Hi Prickly Pam,
Thanks for your message. You bring up a really valuable point which is important to remember: no one technique will work for everyone. That’s true with respect to anti-biotics for infection, it’s true with respect to anti-depressants for depression, and it’s certainly true with respect to strategies that mitigate suicide risk.
We’re all different, so we may respond to different things.
I think there is enough evidence for the effectiveness of safety planning that it’s worth making people aware of it and encouraging them to try it, as we have done in our article. Here’s a very brief summary of that evidence:
- This study found that safety planning reduced psychiatric emergency room visits, inpatient hospitalization days, and suicide attempts.
- Another study reviewed a number of brief interventions for suicide. It found that interventions that include safety planning “appear to be effective in reducing suicide and suicide attempts”.
- Also, safety planning has been “determined to be a best practice by the Suicide Prevention Resource Center / American Foundation for Suicide Prevention Best Practices Registry for Suicide Prevention.”

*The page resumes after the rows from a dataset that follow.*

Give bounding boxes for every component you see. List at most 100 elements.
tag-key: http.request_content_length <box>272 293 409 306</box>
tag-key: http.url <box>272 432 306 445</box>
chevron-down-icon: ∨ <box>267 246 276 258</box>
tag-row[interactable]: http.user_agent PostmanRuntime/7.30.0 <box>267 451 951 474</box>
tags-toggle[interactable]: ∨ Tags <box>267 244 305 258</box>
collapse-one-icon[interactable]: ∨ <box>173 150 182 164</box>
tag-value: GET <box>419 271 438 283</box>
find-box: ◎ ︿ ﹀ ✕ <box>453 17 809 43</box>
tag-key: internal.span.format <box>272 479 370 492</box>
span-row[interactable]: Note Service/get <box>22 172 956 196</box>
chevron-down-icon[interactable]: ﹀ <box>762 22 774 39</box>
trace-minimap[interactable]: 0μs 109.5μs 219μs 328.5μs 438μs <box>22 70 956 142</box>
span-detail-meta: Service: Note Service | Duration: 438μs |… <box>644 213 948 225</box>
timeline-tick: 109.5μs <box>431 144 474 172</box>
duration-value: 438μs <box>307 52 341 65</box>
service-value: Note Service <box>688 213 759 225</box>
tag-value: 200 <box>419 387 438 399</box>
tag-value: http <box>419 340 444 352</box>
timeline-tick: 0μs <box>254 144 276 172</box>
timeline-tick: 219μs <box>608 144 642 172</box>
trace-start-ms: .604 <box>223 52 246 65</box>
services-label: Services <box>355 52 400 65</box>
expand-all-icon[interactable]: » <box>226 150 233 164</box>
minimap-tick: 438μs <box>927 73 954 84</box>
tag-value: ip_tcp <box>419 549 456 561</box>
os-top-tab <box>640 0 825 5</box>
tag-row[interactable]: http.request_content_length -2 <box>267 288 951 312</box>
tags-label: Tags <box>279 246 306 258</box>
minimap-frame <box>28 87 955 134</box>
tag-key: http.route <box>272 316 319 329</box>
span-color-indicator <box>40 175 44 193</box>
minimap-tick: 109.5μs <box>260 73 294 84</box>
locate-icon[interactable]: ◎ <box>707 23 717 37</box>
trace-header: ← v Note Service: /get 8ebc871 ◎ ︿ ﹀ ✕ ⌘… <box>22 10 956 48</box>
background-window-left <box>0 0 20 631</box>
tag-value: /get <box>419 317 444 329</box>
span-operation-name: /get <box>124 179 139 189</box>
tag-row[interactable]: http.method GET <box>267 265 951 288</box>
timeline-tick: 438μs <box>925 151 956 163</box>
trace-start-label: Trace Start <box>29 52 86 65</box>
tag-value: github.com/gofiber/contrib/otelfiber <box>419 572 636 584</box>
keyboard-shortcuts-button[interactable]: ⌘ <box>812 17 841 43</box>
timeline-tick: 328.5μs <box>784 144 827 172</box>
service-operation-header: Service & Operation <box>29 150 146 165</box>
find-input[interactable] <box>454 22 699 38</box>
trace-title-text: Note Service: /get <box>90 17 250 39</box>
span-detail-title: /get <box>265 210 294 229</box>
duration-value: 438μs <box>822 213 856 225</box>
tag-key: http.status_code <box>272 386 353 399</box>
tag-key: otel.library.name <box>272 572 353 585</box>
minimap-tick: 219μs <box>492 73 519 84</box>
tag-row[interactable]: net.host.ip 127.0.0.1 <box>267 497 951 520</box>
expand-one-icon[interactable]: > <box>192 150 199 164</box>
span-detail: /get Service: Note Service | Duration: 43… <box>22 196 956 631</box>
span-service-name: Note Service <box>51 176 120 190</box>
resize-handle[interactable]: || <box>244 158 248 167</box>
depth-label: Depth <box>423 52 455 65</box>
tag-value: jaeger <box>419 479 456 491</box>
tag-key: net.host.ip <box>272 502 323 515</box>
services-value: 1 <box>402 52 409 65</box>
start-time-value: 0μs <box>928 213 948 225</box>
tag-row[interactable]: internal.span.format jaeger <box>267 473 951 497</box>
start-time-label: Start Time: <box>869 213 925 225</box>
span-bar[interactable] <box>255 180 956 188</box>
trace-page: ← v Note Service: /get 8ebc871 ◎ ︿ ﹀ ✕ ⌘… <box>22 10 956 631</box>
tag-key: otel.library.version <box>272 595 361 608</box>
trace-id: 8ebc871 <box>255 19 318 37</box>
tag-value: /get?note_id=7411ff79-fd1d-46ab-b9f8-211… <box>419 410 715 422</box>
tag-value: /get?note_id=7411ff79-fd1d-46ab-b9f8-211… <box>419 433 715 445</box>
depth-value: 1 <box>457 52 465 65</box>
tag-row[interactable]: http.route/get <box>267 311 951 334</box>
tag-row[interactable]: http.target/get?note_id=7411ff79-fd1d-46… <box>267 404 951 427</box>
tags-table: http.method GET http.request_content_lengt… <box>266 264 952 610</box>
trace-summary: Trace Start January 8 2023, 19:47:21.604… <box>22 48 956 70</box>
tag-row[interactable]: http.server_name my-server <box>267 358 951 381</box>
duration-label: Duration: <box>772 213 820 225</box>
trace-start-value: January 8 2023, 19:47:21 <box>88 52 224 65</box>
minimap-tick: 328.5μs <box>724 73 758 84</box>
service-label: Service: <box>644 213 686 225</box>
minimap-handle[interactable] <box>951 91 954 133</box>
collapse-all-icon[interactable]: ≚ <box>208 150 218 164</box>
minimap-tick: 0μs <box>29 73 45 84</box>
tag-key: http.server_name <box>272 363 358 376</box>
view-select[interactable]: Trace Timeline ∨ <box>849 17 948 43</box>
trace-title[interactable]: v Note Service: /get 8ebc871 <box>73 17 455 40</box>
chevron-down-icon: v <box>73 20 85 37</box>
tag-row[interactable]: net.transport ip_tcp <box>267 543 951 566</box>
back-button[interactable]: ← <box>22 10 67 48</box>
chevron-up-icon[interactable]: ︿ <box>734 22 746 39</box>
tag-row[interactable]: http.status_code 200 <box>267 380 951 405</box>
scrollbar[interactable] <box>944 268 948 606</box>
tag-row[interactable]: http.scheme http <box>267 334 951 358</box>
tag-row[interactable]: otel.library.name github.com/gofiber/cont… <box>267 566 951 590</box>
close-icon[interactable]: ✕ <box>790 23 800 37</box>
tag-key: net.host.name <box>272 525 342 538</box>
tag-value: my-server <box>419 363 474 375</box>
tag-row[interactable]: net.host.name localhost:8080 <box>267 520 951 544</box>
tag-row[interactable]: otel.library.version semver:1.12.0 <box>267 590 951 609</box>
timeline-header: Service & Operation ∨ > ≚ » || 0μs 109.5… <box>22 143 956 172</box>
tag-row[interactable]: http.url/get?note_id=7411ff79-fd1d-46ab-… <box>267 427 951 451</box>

The Department of Veterans Affairs also uses it and finds it useful in that context; here’s what they have said about it:
The risk of suicide is elevated for people with serious mental illness, that is, a mental illness that interferes with the ability to carry out one or more major life activities. Serious mental illness makes it difficult to think clearly, make decisions, and take positive action. In other words, it impairs executive functioning. A wide variety of diagnoses, including depression (unipolar or bipolar), borderline personality disorder, post-traumatic stress disorder, and schizophrenia, are associated with this kind of impairment.
A Safety Plan in easy reach reduces the burden of problem-solving when a crisis is looming and the ability to think clearly is impaired. There is no need to figure out what to do to interrupt a darkening mood, because strategies that may help are already written out. There is no need to look up emergency contact information, because it has already been compiled.
Essential as this information can be, a well-constructed Safety Plan is more than just a list of strategies and contacts. When the items are individualized and described in detail, they can be potent reminders of cherished memories, simple pleasures that give comfort, and people who care who are in reach and can be counted on to respond when needed. In other words, a well-constructed Safety Plan can reassure its owner that s/he is neither helpless nor alone.”
All that is to say that safety planning is likely useful for at least some people. I think that, together, the evidence points towards it being a useful strategy to recommend people who may be going through a period of more intense emotional distress.
But that doesn’t mean you should use it!
It sounds like you’re very self-aware and have a very good idea about what is useful for you — and what isn’t. There might be lots of people out there that are in the same position and for whom this won’t be effective.
I am glad to have had your comment and I think the perspective you’ve shared here and in your articles is a really valuable one. In one of your articles, you quoted the Western Massachusetts Recovery Learning Community, “The goal is not to simply force someone to stay alive from moment to moment. Rather, it is to support them to create meaning and a life that they want to live.”
I think we have to remember that. Safety planning can be (but, as you have pointed out, isn’t always) useful for people to help them go through moments of particularly intense distress. But it’s not a long-term strategy. The long game needs to be helping people create meaning and a life they want to live.
I love that.
Thanks again Pam! I look forward to reading more of your stuff.